Access-Control-Allow-Headers: Content-Type, Authorization, X-API-Key

Handle OPTIONS preflight with 200 and no body.


1. OpenAI Chat Completions (/v1/chat/completions)

This is the simplest interface — if upstream is already OpenAI-compatible, it's mostly passthrough.

Request format

{
  "model": "claude-sonnet-4-6",
  "messages": [
    {"role": "system", "content": "You are helpful."},
    {"role": "user", "content": "Hello"},
    {"role": "assistant", "content": "Hi there!"},
    {"role": "user", "content": "How are you?"}
  ],
  "stream": true,
  "max_tokens": 4096,
  "temperature": 0.7,
  "tools": [...],
  "tool_choice": "auto"
}

Streaming SSE format

Each line is data: <JSON>\n\n. The stream ends with data: [DONE]\n\n.
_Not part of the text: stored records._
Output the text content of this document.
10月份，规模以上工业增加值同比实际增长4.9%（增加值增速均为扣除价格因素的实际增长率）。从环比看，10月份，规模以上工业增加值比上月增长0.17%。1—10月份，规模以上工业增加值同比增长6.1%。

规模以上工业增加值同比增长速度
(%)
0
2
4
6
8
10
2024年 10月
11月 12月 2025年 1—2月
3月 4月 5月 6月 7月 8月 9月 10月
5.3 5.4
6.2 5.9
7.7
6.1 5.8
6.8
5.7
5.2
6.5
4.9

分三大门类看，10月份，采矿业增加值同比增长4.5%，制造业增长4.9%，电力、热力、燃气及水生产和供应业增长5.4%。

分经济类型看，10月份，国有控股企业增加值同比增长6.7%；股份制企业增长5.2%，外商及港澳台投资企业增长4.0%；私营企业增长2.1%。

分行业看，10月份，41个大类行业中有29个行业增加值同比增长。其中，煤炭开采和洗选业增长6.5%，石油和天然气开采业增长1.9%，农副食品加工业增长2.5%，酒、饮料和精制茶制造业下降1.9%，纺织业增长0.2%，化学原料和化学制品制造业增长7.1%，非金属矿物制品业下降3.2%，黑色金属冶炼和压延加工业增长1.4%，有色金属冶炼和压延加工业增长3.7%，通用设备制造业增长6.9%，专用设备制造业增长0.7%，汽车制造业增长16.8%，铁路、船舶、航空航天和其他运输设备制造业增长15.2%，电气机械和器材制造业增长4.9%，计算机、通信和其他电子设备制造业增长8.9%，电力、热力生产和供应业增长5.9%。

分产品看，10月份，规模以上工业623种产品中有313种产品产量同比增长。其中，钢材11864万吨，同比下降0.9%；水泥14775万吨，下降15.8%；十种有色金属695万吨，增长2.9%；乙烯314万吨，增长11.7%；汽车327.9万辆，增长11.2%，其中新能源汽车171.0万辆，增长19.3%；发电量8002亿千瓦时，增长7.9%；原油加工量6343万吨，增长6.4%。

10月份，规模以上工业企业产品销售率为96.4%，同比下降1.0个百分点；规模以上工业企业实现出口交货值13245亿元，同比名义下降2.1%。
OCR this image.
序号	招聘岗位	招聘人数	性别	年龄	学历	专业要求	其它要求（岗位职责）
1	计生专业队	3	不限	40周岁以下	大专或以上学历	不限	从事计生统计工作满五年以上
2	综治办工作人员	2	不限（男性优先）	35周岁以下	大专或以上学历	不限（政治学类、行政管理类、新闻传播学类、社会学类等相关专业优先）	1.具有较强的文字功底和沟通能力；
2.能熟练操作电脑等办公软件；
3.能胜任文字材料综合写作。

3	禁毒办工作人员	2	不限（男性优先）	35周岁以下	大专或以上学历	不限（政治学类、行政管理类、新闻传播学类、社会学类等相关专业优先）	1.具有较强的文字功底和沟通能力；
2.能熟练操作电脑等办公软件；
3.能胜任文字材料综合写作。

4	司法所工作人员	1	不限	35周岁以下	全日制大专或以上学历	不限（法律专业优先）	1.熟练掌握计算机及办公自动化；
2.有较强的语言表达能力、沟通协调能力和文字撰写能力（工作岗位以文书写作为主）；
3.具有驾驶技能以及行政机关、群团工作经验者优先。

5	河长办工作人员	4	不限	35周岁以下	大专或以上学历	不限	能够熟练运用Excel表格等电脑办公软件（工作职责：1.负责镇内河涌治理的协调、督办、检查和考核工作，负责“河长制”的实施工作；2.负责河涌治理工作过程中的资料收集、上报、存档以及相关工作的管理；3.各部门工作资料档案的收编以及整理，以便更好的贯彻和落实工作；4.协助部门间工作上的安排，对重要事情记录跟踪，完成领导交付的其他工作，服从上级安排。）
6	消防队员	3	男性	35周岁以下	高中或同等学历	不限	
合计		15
data: {"id":"chatcmpl-abc123","object":"chat.completion.chunk","created":1700000000,"model":"claude-sonnet-4-6","choices":[{"index":0,"delta":{"role":"assistant"},"finish_reason":null}]}

data: {"id":"chatcmpl-abc123","object":"chat.completion.chunk","created":1700000000,"model":"claude-sonnet-4-6","choices":[{"index":0,"delta":{"content":"Hello"},"finish_reason":null}]}

data: {"id":"chatcmpl-abc123","object":"chat.completion.chunk","created":1700000000,"model":"claude-sonnet-4-6","choices":[{"index":0,"delta":{},"finish_reason":"stop"}],"usage":{"prompt_tokens":10,"completion_tokens":5,"total_tokens":15}}

data: [DONE]

Key fields in each chunk:

  • id: Consistent across all chunks in one response (format: chatcmpl-<random>)
  • object: Always "chat.completion.chunk"
  • choices[0].delta.role: Only in the first chunk ("assistant")
  • choices[0].delta.content: Text content (empty string or absent when not present)
  • choices[0].finish_reason: null until final chunk, then "stop" or "tool_calls" or "length"
  • usage: Only in the final chunk (some upstreams omit this)

Non-streaming response

{
  "id": "chatcmpl-abc123",
  "object": "chat.completion",
  "created": 1700000000,
  "model": "claude-sonnet-4-6",
  "choices": [{
    "index": 0,
    "message": {"role": "assistant", "content": "Hello!"},
    "finish_reason": "stop"
  }],
  "usage": {"prompt_tokens": 10, "completion_tokens": 5, "total_tokens": 15}
}

Tool calls in streaming

Tool calls arrive as incremental chunks in delta.tool_calls:

data: {"choices":[{"delta":{"tool_calls":[{"index":0,"id":"call_abc","type":"function","function":{"name":"get_weather","arguments":""}}]}}]}

data: {"choices":[{"delta":{"tool_calls":[{"index":0,"function":{"arguments":"{\"loc"}}]}}]}

data: {"choices":[{"delta":{"tool_calls":[{"index":0,"function":{"arguments":"ation\": \"SF\"}"}}]}}]}

The id and name only appear in the first chunk for that tool call index. Subsequent chunks only have arguments fragments. Accumulate them client-side.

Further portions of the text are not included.